Uma Quaresma com São Francisco de Assis
Ir. Joice Korathil
Cantinho Franciscano
Uma Quaresma com São Francisco de Assis
Estamos já no tempo da quaresma. Vamos percorrer um pouco junto com nosso pai seráfico São Francisco de Assis a fim de revigorar em nós o entusiasmo na fé e no seguimento de Jesus, nosso Mestre!

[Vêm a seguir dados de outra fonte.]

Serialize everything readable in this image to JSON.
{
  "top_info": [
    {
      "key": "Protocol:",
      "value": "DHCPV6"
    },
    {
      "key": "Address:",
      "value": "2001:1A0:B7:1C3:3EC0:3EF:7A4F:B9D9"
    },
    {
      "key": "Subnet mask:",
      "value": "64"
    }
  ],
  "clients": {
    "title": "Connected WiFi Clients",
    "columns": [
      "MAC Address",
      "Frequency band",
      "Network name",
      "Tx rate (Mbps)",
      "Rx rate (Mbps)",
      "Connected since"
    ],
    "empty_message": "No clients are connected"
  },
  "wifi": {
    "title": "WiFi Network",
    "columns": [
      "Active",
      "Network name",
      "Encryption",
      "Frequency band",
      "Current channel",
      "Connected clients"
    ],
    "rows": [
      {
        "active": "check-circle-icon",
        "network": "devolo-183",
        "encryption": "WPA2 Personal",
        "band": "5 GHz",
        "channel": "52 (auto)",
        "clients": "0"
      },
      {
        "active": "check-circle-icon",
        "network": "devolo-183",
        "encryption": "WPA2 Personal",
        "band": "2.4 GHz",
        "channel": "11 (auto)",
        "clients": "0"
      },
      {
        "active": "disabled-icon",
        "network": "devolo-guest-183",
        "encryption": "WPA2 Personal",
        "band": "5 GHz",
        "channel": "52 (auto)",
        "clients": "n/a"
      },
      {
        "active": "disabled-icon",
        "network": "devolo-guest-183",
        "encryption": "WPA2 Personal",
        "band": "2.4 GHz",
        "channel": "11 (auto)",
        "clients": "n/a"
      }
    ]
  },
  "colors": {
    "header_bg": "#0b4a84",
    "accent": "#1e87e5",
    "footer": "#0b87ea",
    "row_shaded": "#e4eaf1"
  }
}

No entanto lembremos-nos da importância dos 40 dias na Sagrada Escritura: Moisés permanece quarenta dias no monte Sinai falando com Deus (Ex. 24,12-18); o gigante Golias desafiou o povo de Israel por quarenta dias, enfim desafiou e foi morto por Davi (ISam.17,16-41); durante quarenta dias o profeta Elia caminhou no deserto até ao monte de Deus, Horeb(I Reis 19,8-14 ); por quarenta dias o profeta Jonas em nome de Deus pede aos ninivitas penitência (Jó 3,4-11); diante destes dados proféticos Jesus antes de sua vida pública retirou-se no deserto por quarenta dias (Mc.1,13) e depois da sua ressurreição Jesus permaneceu ainda para 40 dias com seus, comendo com eles fazendo-lhes entender toda a Sagrada Escritura. É nesta perspectiva que a Igreja na sua liturgia anual estabelece para que também nós hoje, façamos um período de jejum, oração e caridade, para podermos fortalecer na fé em Cristo. E, no mesmo tempo, dizendo agora o “não” aos prazeres terrestres professamos a nossa fé na vida além da morte e, já aqui na terra antecipamos os sabores celestiais do Pão do Ressuscitado, o Pão servido pelo Cordeiro no banquete Celeste!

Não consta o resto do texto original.